DNA sequences use only four characters (A, C, G, T), each of which can be encoded with just 2 bits. A 10-character sequence therefore fits in 20 bits, well within a single integer. By treating each sequence as a mask, we avoid storing strings entirely and get fast integer operations for comparisons and hashing.

Algorithm

  1. If the string length is less than 10, return an empty list.
  2. Map each nucleotide to a 2-bit value: A=0, C=1, G=2, T=3 in map mp.
  3. Initialize a mask to zero and a hash map cnt for counting.
  4. For each character at index i, shift the mask left by 2 bits and OR with the character's value.
  5. Mask the result with 0xFFFFF to keep only the rightmost 20 bits (10 characters).
  6. Once the window reaches size 10, increment the count for this mask.
  7. When a mask appears the second time, add the corresponding substring to res.
  8. Return the res list.
class Solution:
    def findRepeatedDnaSequences(self, s: str) -> list[str]:
        if len(s) < 10:
            return []

        mp = {'A': 0, 'C': 1, 'G': 2, 'T': 3}
        seen, res = set(), set()
        mask = 0
        for i in range(len(s)):
            mask = ((mask << 2) | mp[s[i]]) & 0xFFFFF
            if i >= 9:
                if mask in seen:
                    res.add(s[i - 9: i + 1])
                else:
                    seen.add(mask)

        return list(res)

Time & Space Complexity

  • Time complexity: O(n)O(n)
  • Space complexity: O(n)O(n)

Common Pitfalls

Adding Duplicates to the Result

When a sequence appears three or more times, it should only be added to the result once. Using a single set without tracking whether the sequence was already added to the result causes duplicates in the output.

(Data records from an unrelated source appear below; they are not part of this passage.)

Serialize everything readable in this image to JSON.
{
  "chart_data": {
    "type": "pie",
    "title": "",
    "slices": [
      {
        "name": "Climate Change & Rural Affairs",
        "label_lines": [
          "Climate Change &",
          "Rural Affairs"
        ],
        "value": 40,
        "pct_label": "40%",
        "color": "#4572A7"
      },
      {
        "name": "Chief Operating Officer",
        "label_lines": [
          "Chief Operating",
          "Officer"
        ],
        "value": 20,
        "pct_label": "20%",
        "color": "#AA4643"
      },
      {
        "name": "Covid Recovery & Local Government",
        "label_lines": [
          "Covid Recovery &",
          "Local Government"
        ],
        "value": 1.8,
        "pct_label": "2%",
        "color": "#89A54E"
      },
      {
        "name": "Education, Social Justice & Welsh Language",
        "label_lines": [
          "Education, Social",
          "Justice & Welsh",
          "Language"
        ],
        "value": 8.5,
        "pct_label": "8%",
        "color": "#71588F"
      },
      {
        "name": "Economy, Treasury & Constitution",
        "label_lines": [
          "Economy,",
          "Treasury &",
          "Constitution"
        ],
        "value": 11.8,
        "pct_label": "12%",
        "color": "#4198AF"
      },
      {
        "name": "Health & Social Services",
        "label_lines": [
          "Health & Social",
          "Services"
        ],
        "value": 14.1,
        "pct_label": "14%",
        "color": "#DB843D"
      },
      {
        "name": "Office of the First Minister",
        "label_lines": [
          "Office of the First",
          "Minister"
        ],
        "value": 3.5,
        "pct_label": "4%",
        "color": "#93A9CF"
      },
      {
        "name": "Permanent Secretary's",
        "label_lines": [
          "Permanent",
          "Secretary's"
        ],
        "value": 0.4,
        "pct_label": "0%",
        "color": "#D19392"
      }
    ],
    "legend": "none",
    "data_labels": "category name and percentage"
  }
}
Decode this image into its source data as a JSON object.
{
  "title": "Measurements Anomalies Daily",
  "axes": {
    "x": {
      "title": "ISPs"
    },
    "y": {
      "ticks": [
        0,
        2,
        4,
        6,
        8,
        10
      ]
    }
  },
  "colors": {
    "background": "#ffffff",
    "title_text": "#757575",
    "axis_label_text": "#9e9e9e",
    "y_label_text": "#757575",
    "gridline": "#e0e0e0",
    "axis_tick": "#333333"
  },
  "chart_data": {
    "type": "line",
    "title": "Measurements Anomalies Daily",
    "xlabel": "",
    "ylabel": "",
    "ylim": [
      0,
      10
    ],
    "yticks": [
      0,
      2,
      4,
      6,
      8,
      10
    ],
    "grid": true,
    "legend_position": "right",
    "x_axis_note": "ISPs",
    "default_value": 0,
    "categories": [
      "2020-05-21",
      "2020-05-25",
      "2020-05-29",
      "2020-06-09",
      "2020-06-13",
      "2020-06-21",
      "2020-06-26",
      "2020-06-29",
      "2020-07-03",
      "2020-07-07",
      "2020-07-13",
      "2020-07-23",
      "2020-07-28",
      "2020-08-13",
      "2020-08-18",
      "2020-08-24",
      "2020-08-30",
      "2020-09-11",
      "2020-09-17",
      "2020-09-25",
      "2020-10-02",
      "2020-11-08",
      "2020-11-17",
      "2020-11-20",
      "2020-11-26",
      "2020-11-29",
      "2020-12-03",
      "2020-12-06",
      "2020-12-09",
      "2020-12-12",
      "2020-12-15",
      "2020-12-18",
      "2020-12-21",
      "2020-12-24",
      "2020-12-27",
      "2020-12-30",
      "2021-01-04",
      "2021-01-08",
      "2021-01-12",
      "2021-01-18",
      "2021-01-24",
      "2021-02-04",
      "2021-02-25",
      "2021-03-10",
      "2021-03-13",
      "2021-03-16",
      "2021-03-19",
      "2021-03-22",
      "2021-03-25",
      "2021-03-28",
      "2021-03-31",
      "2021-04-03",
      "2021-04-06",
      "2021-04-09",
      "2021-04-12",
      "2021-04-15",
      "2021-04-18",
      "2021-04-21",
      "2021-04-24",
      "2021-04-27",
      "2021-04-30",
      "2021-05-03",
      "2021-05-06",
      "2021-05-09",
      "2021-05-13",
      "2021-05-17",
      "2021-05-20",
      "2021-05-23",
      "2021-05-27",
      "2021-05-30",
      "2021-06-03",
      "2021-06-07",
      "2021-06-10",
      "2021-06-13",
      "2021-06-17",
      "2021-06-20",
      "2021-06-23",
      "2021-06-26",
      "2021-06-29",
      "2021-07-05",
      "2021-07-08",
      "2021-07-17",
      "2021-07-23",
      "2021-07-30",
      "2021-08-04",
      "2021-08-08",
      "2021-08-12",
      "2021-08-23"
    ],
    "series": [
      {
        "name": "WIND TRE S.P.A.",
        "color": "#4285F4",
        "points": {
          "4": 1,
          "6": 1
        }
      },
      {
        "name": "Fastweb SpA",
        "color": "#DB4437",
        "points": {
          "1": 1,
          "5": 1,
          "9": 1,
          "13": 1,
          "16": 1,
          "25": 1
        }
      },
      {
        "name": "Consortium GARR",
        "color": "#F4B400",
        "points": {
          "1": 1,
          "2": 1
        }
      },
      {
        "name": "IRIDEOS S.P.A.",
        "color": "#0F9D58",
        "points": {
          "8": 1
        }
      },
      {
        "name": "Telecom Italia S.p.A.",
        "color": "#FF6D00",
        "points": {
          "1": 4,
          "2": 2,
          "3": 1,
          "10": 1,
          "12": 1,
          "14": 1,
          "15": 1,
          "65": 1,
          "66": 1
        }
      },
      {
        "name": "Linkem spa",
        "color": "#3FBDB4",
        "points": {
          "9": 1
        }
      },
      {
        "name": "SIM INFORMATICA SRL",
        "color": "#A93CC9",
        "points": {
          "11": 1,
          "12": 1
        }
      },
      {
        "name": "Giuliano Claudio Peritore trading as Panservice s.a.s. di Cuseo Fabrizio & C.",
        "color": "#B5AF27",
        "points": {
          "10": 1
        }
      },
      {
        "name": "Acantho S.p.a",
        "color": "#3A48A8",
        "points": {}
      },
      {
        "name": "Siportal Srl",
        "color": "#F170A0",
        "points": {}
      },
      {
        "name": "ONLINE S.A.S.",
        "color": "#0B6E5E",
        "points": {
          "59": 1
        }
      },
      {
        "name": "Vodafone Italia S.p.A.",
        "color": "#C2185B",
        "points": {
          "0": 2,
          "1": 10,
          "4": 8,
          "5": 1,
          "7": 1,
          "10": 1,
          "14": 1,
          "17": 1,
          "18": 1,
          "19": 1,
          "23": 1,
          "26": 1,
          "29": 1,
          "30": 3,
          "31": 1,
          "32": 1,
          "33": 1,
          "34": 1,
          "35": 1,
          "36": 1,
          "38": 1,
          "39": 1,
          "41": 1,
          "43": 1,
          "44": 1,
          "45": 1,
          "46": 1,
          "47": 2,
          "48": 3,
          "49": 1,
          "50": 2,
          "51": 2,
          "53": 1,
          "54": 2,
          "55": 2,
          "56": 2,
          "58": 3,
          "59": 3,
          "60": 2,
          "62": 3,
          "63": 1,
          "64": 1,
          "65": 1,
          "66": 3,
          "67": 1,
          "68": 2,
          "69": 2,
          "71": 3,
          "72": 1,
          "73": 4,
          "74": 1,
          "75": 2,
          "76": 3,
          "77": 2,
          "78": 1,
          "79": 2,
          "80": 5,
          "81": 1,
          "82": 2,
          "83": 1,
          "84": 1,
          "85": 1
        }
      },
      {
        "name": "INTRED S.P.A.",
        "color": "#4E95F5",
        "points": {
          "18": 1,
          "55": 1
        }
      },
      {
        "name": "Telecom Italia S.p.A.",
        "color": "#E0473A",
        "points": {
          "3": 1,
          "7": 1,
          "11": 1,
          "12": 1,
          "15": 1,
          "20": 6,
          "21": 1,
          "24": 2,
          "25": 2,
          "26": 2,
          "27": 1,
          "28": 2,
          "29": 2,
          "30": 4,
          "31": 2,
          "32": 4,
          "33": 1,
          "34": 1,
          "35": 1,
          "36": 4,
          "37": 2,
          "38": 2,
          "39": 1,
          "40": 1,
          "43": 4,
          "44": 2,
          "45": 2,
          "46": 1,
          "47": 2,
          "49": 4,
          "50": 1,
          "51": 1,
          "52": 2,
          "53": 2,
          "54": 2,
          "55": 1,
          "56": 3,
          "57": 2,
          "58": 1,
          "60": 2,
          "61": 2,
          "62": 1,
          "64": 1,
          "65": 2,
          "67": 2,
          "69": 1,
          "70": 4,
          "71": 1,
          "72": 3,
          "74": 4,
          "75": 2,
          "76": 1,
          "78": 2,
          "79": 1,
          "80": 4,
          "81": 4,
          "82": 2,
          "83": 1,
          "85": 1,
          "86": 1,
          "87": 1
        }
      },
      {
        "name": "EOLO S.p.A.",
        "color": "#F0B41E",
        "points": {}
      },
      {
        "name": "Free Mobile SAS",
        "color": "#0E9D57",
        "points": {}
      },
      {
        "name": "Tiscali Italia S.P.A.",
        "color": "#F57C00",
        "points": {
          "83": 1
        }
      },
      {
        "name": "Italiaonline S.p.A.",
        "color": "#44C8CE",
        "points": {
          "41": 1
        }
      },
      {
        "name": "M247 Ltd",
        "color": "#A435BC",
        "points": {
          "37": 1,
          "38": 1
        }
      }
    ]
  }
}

Off-by-One Errors in Window Boundaries

The sliding window must extract exactly 10 characters. Common mistakes include using s[l:l+9] instead of s[l:l+10], or iterating with range(len(s) - 10) instead of range(len(s) - 9), which skips valid windows or causes index errors.

Incorrect Bit Mask Width in the Optimized Approach

When using bit manipulation, each nucleotide requires 2 bits, so a 10-character sequence needs 20 bits. Using the wrong mask value (such as 0xFFFF for 16 bits instead of 0xFFFFF for 20 bits) causes hash collisions between different sequences.